Hadoop for HPCers
Overview
This is a ~3 hour class that will introduce Hadoop to HPC users with a background in numerical simulation. We will walk through a brief overview of:
- The Hadoop File System (HDFS)
- Map Reduce
- Pig
- Spark
Most examples will be written in Python.
VM Instructions
This course will feature hands-on work with a 1-node Hadoop cluster running on your laptop. The VMs are created with Vagrant. Before the course, ensure this is up and running:
- Install VirtualBox on your laptop
- Download the virtual machine image you want to use:
- Start VirtualBox
- "Import Appliance", and select the downloaded image; this will uncompress the image which will take some minutes.

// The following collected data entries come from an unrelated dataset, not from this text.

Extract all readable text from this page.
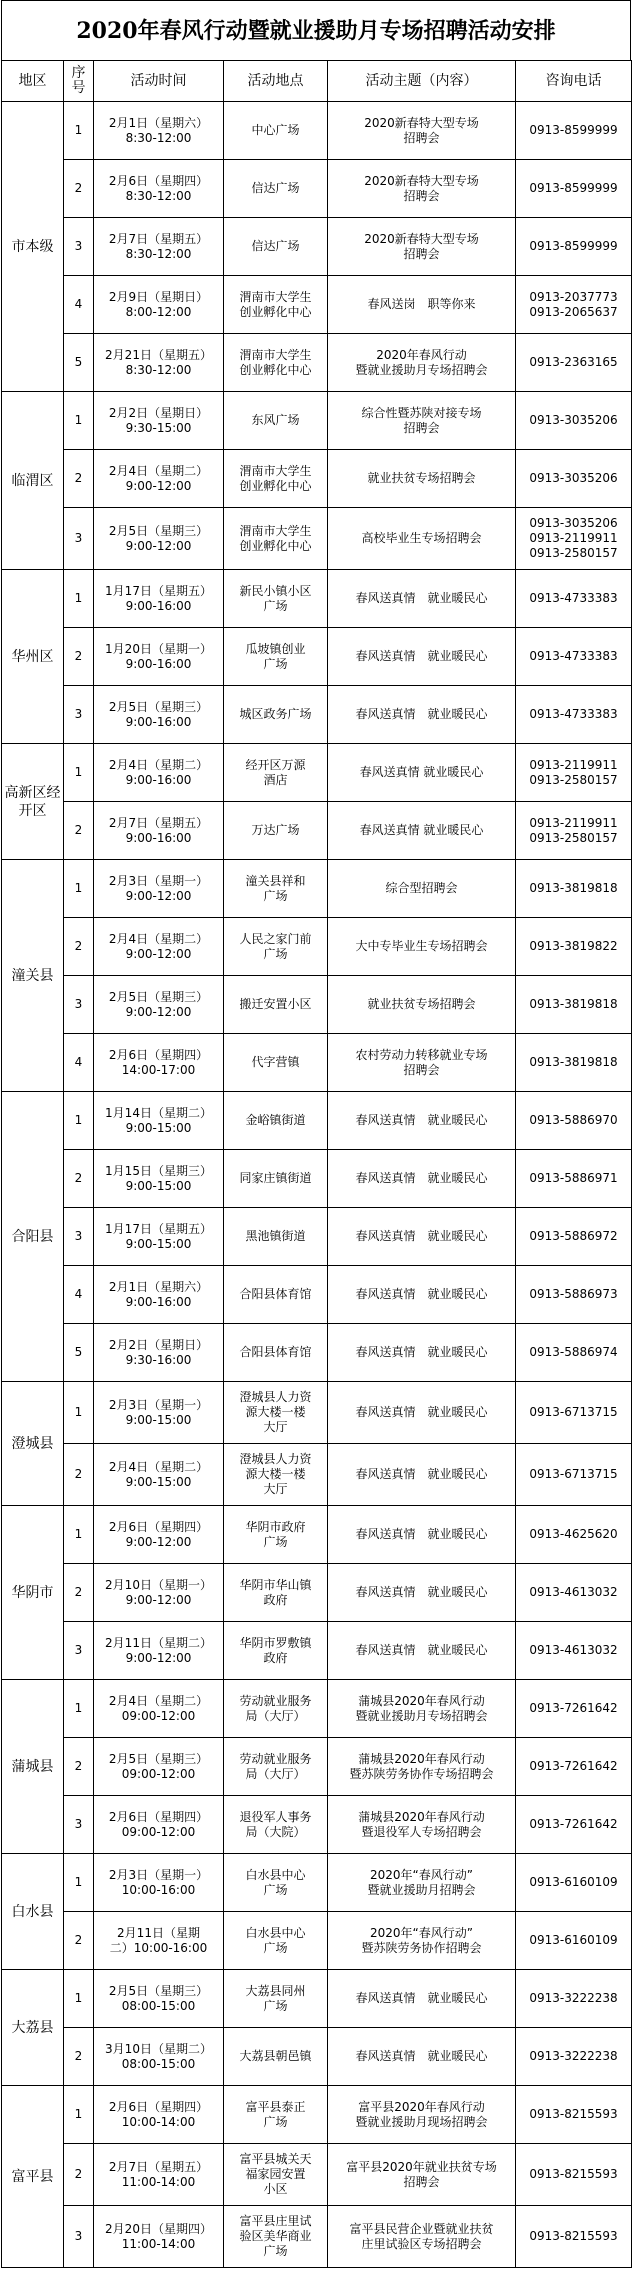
2020年春风行动暨就业援助月专场招聘活动安排
地区	序号	活动时间	活动地点	活动主题（内容）	咨询电话
市本级	1	2月1日（星期六）
8:30-12:00	中心广场	2020新春特大型专场
招聘会	0913-8599999

	2	2月6日（星期四）
8:30-12:00	信达广场	2020新春特大型专场
招聘会	0913-8599999

	3	2月7日（星期五）
8:30-12:00	信达广场	2020新春特大型专场
招聘会	0913-8599999

	4	2月9日（星期日）
8:00-12:00	渭南市大学生
创业孵化中心	春风送岗　职等你来	0913-2037773
0913-2065637

	5	2月21日（星期五）8:30-12:00	渭南市大学生
创业孵化中心	2020年春风行动
暨就业援助月专场招聘会	0913-2363165

临渭区	1	2月2日（星期日）
9:30-15:00	东风广场	综合性暨苏陕对接专场
招聘会	0913-3035206

	2	2月4日（星期二）
9:00-12:00	渭南市大学生
创业孵化中心	就业扶贫专场招聘会	0913-3035206

	3	2月5日（星期三）
9:00-12:00	渭南市大学生
创业孵化中心	高校毕业生专场招聘会	0913-3035206
0913-2119911
0913-2580157

华州区	1	1月17日（星期五）
9:00-16:00	新民小镇小区
广场	春风送真情　就业暖民心	0913-4733383

	2	1月20日（星期一）
9:00-16:00	瓜坡镇创业
广场	春风送真情　就业暖民心	0913-4733383

	3	2月5日（星期三）
9:00-16:00	城区政务广场	春风送真情　就业暖民心	0913-4733383

高新区经开区	1	2月4日（星期二）
9:00-16:00	经开区万源
酒店	春风送真情 就业暖民心	0913-2119911
0913-2580157

	2	2月7日（星期五）
9:00-16:00	万达广场	春风送真情 就业暖民心	0913-2119911
0913-2580157

潼关县	1	2月3日（星期一）
9:00-12:00	潼关县祥和
广场	综合型招聘会	0913-3819818

	2	2月4日（星期二）
9:00-12:00	人民之家门前
广场	大中专毕业生专场招聘会	0913-3819822

	3	2月5日（星期三）
9:00-12:00	搬迁安置小区	就业扶贫专场招聘会	0913-3819818

	4	2月6日（星期四）
14:00-17:00	代字营镇	农村劳动力转移就业专场
招聘会	0913-3819818

合阳县	1	1月14日（星期二）
9:00-15:00	金峪镇街道	春风送真情　就业暖民心	0913-5886970

	2	1月15日（星期三）
9:00-15:00	同家庄镇街道	春风送真情　就业暖民心	0913-5886971

	3	1月17日（星期五）
9:00-15:00	黑池镇街道	春风送真情　就业暖民心	0913-5886972

	4	2月1日（星期六）
9:00-16:00	合阳县体育馆	春风送真情　就业暖民心	0913-5886973

	5	2月2日（星期日）
9:30-16:00	合阳县体育馆	春风送真情　就业暖民心	0913-5886974

澄城县	1	2月3日（星期一）
9:00-15:00	澄城县人力资
源大楼一楼
大厅	春风送真情　就业暖民心	0913-6713715

	2	2月4日（星期二）
9:00-15:00	澄城县人力资
源大楼一楼
大厅	春风送真情　就业暖民心	0913-6713715

华阴市	1	2月6日（星期四）
9:00-12:00	华阴市政府
广场	春风送真情　就业暖民心	0913-4625620

	2	2月10日（星期一）
9:00-12:00	华阴市华山镇
政府	春风送真情　就业暖民心	0913-4613032

	3	2月11日（星期二）
9:00-12:00	华阴市罗敷镇
政府	春风送真情　就业暖民心	0913-4613032

蒲城县	1	2月4日（星期二）
09:00-12:00	劳动就业服务
局（大厅）	蒲城县2020年春风行动
暨就业援助月专场招聘会	0913-7261642

	2	2月5日（星期三）
09:00-12:00	劳动就业服务
局（大厅）	蒲城县2020年春风行动
暨苏陕劳务协作专场招聘会	0913-7261642

	3	2月6日（星期四）
09:00-12:00	退役军人事务
局（大院）	蒲城县2020年春风行动
暨退役军人专场招聘会	0913-7261642

白水县	1	2月3日（星期一）
10:00-16:00	白水县中心
广场	2020年“春风行动”
暨就业援助月招聘会	0913-6160109

	2	2月11日（星期
二）10:00-16:00	白水县中心
广场	2020年“春风行动”
暨苏陕劳务协作招聘会	0913-6160109

大荔县	1	2月5日（星期三）
08:00-15:00	大荔县同州
广场	春风送真情　就业暖民心	0913-3222238

	2	3月10日（星期二）
08:00-15:00	大荔县朝邑镇	春风送真情　就业暖民心	0913-3222238

富平县	1	2月6日（星期四）
10:00-14:00	富平县泰正
广场	富平县2020年春风行动
暨就业援助月现场招聘会	0913-8215593

	2	2月7日（星期五）
11:00-14:00	富平县城关天
福家园安置
小区	富平县2020年就业扶贫专场
招聘会	0913-8215593

	3	2月20日（星期四）
11:00-14:00	富平县庄里试
验区美华商业
广场	富平县民营企业暨就业扶贫
庄里试验区专场招聘会	0913-8215593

- Start the new virtual machine.
The GUI VM will start up a console with a full desktop environment; you can open a terminal and begin working. For the text VM, you will have to login to the console; the username/password is vagrant/vagrant. For either machine, you can also ssh into the VM from your laptop from the terminal:
ssh vagrant@192.168.33.10
or to the laptop from the VM with
ssh [username]@192.168.33.1
.
Then make sure everything is working:
- From a terminal, start up the hadoop cluster by typing
~/bin/init.sh
You may have to answer "yes" a few times to start up some servers. - Go to one of the example directories by typing
cd ~/examples/wordcount/streaming
- Then start the example by typing
make
You've now run your (maybe) first Hadoop job!